Dependency injection
I’ve been trying to apply dependency injection to my Swift projects. As Martin Fowler said in his 2004 article Inversion of Control Containers and the Dependency Injection pattern:
The basic idea of the Dependency Injection is to have a separate object, an assembler, that populates a field in the lister class with an appropriate implementation for the finder interface, […]
However, I found that every attempt to build an assembler resulted in far more complicated than it reduced, resulting in systems that were either ugly to read, ugly to use, or just plain opaque.
Swift native
Swift is a static language. Only when I took a step back and chose to respect the language, instead of trying to subvert it, that I started to see a way forward.
Enter typealias
Turns out I can use Swift itself as the assember via use of type alias declarations.
struct Default {
typealias Animal = Cow
}
struct Cow { let name: String }
struct Sheep { let name: String }
let animal = Default.Animal(name: "Daisy")
print(animal) // Cow(name: "Daisy")
We can then use Swift’s #if
statements or (if we place Default
in a separate file) use Xcode targets to re-wire the entire application.
This method has some interesting effects that result in clear net benefits.
Readable
In context, it’s pretty easy to see what Default.Animal
means. Default
tells us we’re injecting something and Animal
tells us what it is.
It’s an improvement on using the original type directly as we can use the alias to describe precisely what we’re trying to achieve.
No need for a unifying protocol
A traditional solution would require a unifying protocol for Cow
and Sheep
. However, because the type alias is now the unification point we can use the compiler to check the two types are interchangeable within our application.

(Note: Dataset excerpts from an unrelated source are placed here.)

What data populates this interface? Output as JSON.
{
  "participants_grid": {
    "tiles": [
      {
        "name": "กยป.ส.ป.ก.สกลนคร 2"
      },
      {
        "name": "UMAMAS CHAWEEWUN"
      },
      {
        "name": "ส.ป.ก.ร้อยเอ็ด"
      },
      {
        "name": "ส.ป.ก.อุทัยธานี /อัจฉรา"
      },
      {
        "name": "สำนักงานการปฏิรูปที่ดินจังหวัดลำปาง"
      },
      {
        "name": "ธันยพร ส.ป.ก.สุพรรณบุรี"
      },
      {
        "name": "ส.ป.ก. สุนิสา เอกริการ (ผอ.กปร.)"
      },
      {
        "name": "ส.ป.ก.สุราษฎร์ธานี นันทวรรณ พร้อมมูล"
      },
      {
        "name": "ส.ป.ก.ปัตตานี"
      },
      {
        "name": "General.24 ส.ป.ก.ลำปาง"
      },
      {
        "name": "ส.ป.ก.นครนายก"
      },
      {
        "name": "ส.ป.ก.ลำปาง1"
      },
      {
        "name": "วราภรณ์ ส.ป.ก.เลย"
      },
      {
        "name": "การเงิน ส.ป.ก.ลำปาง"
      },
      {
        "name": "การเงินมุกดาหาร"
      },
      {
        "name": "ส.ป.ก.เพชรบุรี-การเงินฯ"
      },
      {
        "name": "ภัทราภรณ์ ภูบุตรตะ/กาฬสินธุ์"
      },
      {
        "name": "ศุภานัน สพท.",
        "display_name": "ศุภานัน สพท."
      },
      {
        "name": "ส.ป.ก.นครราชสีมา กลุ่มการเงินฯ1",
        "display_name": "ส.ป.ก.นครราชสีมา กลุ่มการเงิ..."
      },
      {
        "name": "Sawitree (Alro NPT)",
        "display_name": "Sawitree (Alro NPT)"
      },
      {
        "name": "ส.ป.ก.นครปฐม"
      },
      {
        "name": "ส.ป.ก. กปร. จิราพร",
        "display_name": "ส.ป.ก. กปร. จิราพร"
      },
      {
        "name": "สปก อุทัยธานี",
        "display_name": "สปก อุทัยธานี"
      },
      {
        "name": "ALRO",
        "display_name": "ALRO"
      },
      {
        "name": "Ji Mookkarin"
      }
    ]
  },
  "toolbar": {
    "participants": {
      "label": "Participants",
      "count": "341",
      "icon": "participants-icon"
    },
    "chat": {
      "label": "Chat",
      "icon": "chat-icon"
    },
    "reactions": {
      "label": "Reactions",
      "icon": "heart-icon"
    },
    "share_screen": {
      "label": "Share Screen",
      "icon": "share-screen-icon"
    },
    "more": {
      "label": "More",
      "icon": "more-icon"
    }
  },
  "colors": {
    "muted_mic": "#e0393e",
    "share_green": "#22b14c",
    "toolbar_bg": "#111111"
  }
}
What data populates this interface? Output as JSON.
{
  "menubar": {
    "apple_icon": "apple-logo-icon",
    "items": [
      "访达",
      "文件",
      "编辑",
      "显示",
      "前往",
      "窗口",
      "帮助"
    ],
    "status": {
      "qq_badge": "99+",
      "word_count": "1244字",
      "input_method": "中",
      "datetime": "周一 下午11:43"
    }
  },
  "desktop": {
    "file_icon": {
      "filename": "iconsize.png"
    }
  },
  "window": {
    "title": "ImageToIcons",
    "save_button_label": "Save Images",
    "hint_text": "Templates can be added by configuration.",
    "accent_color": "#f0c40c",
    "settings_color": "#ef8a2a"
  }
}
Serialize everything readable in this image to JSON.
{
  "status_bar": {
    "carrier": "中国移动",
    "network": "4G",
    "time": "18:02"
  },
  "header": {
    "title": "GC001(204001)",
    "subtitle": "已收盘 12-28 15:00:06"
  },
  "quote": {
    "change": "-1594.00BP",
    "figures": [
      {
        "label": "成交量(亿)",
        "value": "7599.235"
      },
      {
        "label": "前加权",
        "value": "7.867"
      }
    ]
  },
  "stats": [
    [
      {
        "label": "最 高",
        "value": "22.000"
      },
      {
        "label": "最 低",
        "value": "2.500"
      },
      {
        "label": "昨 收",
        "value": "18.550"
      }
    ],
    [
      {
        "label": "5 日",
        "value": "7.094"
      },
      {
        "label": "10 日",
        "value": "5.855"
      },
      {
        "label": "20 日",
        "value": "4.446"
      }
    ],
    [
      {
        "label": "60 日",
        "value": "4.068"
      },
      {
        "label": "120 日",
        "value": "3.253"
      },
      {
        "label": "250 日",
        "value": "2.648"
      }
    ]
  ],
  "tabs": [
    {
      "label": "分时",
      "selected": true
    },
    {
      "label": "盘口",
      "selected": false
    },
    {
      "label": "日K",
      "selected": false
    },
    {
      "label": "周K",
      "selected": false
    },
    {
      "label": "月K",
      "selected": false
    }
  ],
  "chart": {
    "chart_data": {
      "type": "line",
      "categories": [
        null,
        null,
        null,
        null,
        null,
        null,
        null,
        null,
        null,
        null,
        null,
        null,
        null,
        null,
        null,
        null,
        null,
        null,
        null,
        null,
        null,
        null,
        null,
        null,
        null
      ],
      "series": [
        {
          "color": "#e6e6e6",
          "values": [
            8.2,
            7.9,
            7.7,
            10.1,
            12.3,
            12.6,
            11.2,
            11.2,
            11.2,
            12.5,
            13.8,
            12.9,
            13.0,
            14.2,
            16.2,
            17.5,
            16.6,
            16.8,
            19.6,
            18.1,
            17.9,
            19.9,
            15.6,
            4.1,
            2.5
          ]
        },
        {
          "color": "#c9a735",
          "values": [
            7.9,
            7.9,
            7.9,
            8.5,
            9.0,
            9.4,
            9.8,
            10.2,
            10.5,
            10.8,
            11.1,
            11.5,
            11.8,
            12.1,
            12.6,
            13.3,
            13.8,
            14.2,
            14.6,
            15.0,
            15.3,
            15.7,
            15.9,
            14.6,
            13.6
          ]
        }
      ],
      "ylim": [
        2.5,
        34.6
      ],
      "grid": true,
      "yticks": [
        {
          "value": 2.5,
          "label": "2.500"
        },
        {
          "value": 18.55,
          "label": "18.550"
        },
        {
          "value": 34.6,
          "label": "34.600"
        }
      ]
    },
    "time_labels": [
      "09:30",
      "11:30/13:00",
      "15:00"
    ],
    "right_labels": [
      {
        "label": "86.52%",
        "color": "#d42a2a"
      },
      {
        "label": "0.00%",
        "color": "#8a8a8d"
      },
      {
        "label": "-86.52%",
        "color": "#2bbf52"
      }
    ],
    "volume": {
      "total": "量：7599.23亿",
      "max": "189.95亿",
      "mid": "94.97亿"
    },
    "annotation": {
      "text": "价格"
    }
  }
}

In fact, because it’s just an identifier, you can add even more contextual information:
struct Default {
typealias AnimalForPresenting = ...
}
...
let animal = Default.AnimalForPresenting(name: "Daisy")
present(animal)
Also, as a result, there’s no need to “share” names to fit the process, e.g. Java’s SomeInterface
and SomeInterfaceImpl
which inevitably adds clutter to the whole process.
Testing
The only way I’ve found to change how an application is built for testing is to use Xcode’s conditional compilation with a seperate build configuration. Dave Delong has an excelent set of posts entitled Conditional Compilation in Swift.
However, this is how I implemented testing in my demo project:
- Create a new Configuration in the project’s “Info” section
- Add
$(CONFIGURATION:upper)
to the “Active Compilation Conditions” property in the project’s “Build Settings” section. - Use Swift’s Conditional Compilation Blocks to define which types get used during testing.
- Edit the application’s scheme to set Test > Build Configuration to your new Configuration.